She offered a message to the abducted Nigerians: "Never lose hope because we are with you."

Yousafzai, a remarkable figure who was a contender for the Nobel Peace Prize and was invited to the White House, called on the world to speak out against the brutal Islamic extremist group Boko Haram, which bragged about abducting more than 200 girls and threatened to sell them.

"We should all stand up together and we should speak," she said.

"It's like another kind of terrorism."

Although the Nigerian crisis is unfolding a world away from where she was ambushed on a school bus in the Swat region of Pakistan, Yousafzai saw disturbing parallels between the two situations.

"It is what happened in Swat as well. In Swat we were suffering … girls were banned from going to school and banned from going to market, and the same is happening in Nigeria," she said.

"They were in schools trying to study thinking about their future, and then suddenly some people came and abducted them."

She added, "I think it is beyond our imagination and a very horrible situation, so it is like another kind of terrorism."

Yousafzai was just 11 when she outraged the Taliban with a speech entitled, “How dare the Taliban take away my basic right to education?”

Despite the danger, she continued to speak out about girls' right to schooling. She was on a bus on her way home from an exam when a gunman stormed on and shot her point-blank in the head.

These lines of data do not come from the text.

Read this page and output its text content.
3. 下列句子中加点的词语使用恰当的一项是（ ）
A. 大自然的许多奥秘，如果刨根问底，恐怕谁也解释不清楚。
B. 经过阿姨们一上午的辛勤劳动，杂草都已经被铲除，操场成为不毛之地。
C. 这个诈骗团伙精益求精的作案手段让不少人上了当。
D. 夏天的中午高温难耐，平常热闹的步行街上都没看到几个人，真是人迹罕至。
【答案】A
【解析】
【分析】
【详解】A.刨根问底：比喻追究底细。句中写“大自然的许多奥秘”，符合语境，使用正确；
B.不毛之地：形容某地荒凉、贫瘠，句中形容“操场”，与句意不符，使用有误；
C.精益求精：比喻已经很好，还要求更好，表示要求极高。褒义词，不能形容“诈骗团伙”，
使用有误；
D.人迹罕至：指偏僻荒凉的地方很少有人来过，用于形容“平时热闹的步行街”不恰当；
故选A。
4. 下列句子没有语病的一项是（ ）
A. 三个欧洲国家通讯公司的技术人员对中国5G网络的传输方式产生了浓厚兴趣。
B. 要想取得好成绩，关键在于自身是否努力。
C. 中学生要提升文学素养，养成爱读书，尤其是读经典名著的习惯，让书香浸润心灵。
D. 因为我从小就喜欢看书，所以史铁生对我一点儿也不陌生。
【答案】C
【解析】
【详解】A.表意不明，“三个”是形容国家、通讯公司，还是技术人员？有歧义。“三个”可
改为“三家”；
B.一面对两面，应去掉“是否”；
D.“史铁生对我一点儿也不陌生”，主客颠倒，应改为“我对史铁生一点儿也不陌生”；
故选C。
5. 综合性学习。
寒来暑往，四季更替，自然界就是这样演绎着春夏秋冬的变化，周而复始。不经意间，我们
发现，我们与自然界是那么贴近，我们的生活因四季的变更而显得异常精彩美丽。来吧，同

Even though her insistence on speaking out nearly cost Yousafzai her life, she feels she has no choice but to join the international chorus calling for increased pressure on the Boko Haram to release the Nigerian girls.

"It is my duty that I will speak even if no one is listening to me," she said. "I will continue … until people take action.

"I have learned from my life when you are speaking from truth, when you are speaking from justice, then no one can defeat you. And this is what I believe in."

Protesting against the abductions is the only hope of preventing more of them, she said: "The thing is, if you want to protect other girls as well, then we have to speak."

Yousafzai runs a foundation in her name and she said its next project will be focused on secure education for girls in Nigeria.

"I think this is just a small globe," she said.